Stein highlighted three key takeaways from the second day of the GTC event, “The Super Bowl of AI:”

  • Management called 2025 “the year of inference,” with the market transitioning from training-centric builds to production inference at scale. The 5-star analyst noted three demand drivers mentioned by the company: generative AI accelerating demand for tokens; OpenClaw (which NVDA supports through NeMoClaw) creating a “ChatGPT moment” for Agentic AI, which is expected to further boost demand for tokens; and the rapid growth in the number and depth of physical AI projects (autonomous driving and humanoid robotics).

  • Inference requires dominance in “tokenomics” (tokens/sec/watt), and the semiconductor company is addressing this requirement with new systems based on its rack-scale Vera Rubin platform and a heterogeneous design that enables customers to mix and match five different resource racks.

  • Noting Nvidia’s update about revenue visibility of $1 trillion based on orders for Blackwell and Vera Rubin systems through 2027 (up from $500 billion through 2026 last year), Stein stated that the company’s backlog is growing amid rising demand and better products. Given that the Street’s data center revenue estimate is $950 billion from 2025-2027, Stein sees “at least modest upside” in 2026 and 2027. Considering management’s comments, the analyst raised his calendar year 2027 data center revenue estimate to $468 billion from $439 billion and EPS estimate to $11.48 from $10.12.
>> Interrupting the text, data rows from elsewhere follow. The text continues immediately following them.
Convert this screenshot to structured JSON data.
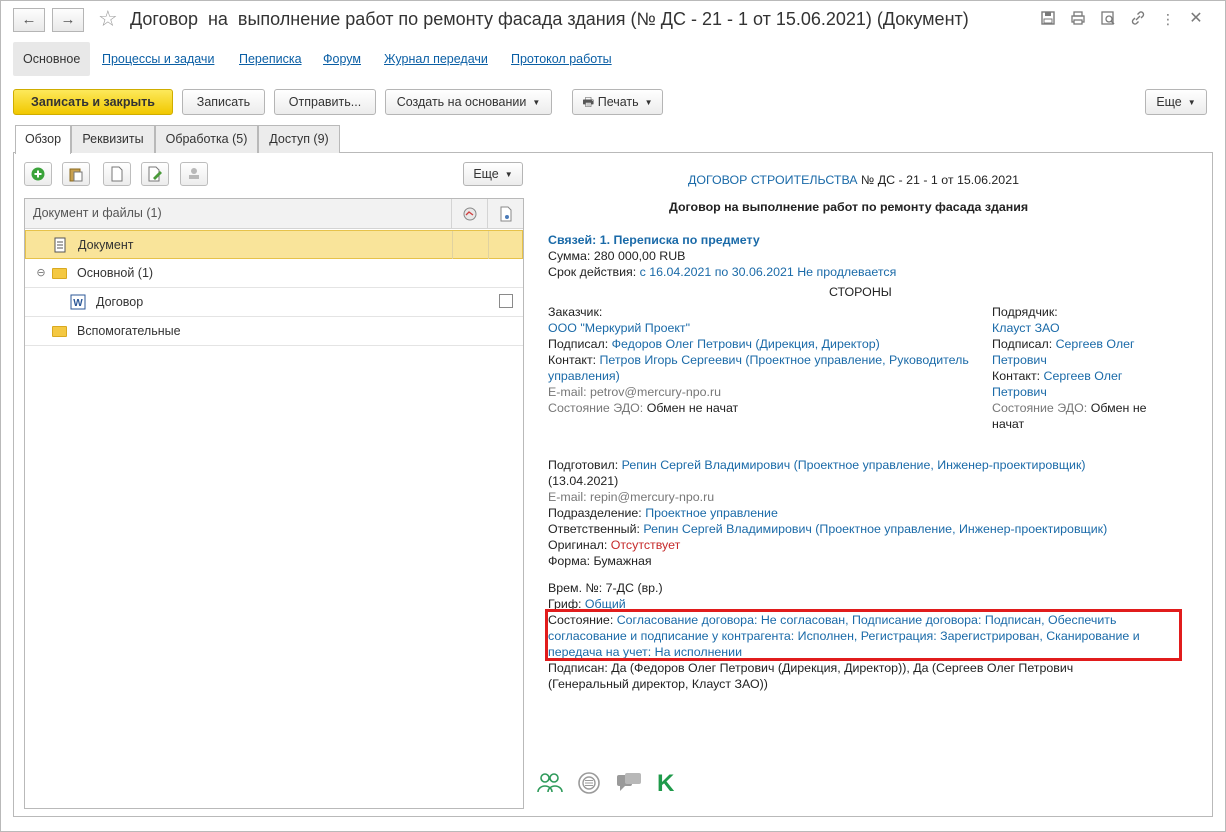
{
  "window": {
    "title": "Договор  на  выполнение работ по ремонту фасада здания (№ ДС - 21 - 1 от 15.06.2021) (Документ)",
    "back_label": "←",
    "forward_label": "→",
    "star": "☆"
  },
  "title_icons": [
    "save-icon",
    "print-icon",
    "preview-icon",
    "link-icon",
    "more-vertical-icon",
    "close-icon"
  ],
  "sections": [
    "Основное",
    "Процессы и задачи",
    "Переписка",
    "Форум",
    "Журнал передачи",
    "Протокол работы"
  ],
  "toolbar": {
    "save_close": "Записать и закрыть",
    "save": "Записать",
    "send": "Отправить...",
    "create_based": "Создать на основании",
    "print": "Печать",
    "more": "Еще",
    "caret": "▼"
  },
  "tabs": [
    "Обзор",
    "Реквизиты",
    "Обработка (5)",
    "Доступ (9)"
  ],
  "left_toolbar": {
    "more": "Еще",
    "buttons": [
      "add-icon",
      "paste-icon",
      "new-document-icon",
      "edit-icon",
      "stamp-icon"
    ]
  },
  "grid": {
    "header": "Документ и файлы (1)",
    "rows": [
      {
        "label": "Документ",
        "type": "document",
        "selected": true
      },
      {
        "label": "Основной (1)",
        "type": "folder",
        "expanded": true
      },
      {
        "label": "Договор",
        "type": "word-file"
      },
      {
        "label": "Вспомогательные",
        "type": "folder"
      }
    ]
  },
  "preview": {
    "header_link": "ДОГОВОР СТРОИТЕЛЬСТВА",
    "header_num": " № ДС - 21 - 1 от 15.06.2021",
    "subject": "Договор на выполнение работ по ремонту фасада здания",
    "links": "Связей: 1. Переписка по предмету",
    "sum_label": "Сумма: ",
    "sum_value": "280 000,00 RUB",
    "term_label": "Срок действия: ",
    "term_value": "с 16.04.2021 по 30.06.2021 Не продлевается",
    "parties": "СТОРОНЫ",
    "customer_label": "Заказчик:",
    "customer_name": "ООО \"Меркурий Проект\"",
    "customer_signed_label": "Подписал: ",
    "customer_signed": "Федоров Олег Петрович (Дирекция, Директор)",
    "customer_contact_label": "Контакт: ",
    "customer_contact_1": "Петров Игорь Сергеевич (Проектное управление, Руководитель",
    "customer_contact_2": "управления)",
    "customer_email": "E-mail: petrov@mercury-npo.ru",
    "customer_edo_label": "Состояние ЭДО: ",
    "customer_edo": "Обмен не начат",
    "contractor_label": "Подрядчик:",
    "contractor_name": "Клауст ЗАО",
    "contractor_signed_label": "Подписал: ",
    "contractor_signed_1": "Сергеев Олег",
    "contractor_signed_2": "Петрович",
    "contractor_contact_label": "Контакт: ",
    "contractor_contact_1": "Сергеев Олег",
    "contractor_contact_2": "Петрович",
    "contractor_edo_label": "Состояние ЭДО: ",
    "contractor_edo_1": "Обмен не",
    "contractor_edo_2": "начат",
    "prepared_label": "Подготовил: ",
    "prepared": "Репин Сергей Владимирович (Проектное управление, Инженер-проектировщик)",
    "prepared_date": "(13.04.2021)",
    "prepared_email": "E-mail: repin@mercury-npo.ru",
    "division_label": "Подразделение: ",
    "division": "Проектное управление",
    "responsible_label": "Ответственный: ",
    "responsible": "Репин Сергей Владимирович (Проектное управление, Инженер-проектировщик)",
    "original_label": "Оригинал: ",
    "original": "Отсутствует",
    "form_label": "Форма: ",
    "form": "Бумажная",
    "temp_no_label": "Врем. №: ",
    "temp_no": "7-ДС (вр.)",
    "grif_label": "Гриф: ",
    "grif": "Общий",
    "state_label": "Состояние: ",
    "state_1": "Согласование договора: Не согласован, Подписание договора: Подписан, Обеспечить",
    "state_2": "согласование и подписание у контрагента: Исполнен, Регистрация: Зарегистрирован, Сканирование и",
    "state_3": "передача на учет: На исполнении",
    "signed_1": "Подписан: Да (Федоров Олег Петрович (Дирекция, Директор)), Да (Сергеев Олег Петрович",
    "signed_2": "(Генеральный директор, Клауст ЗАО))"
  },
  "bottom_icons": [
    "participants-icon",
    "discussion-icon",
    "chat-icon",
    "k-icon"
  ],
  "colors": {
    "accent": "#f1c800",
    "link": "#1a6aa8",
    "highlight": "#e11c1c",
    "selected_row": "#f9e49a"
  }
}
Is NVDA a Good Stock to Buy Now?

Given continued momentum in demand for Nvidia’s AI GPUs (graphics processing units), Wall Street has a Strong Buy consensus rating on NVDA stock based on 41 Buys and only one Hold rating. The average NVDA stock price target of $274.03 indicates about 59% upside potential from current levels. NVDA stock has risen 46% over the past year but is down more than 7% year-to-date.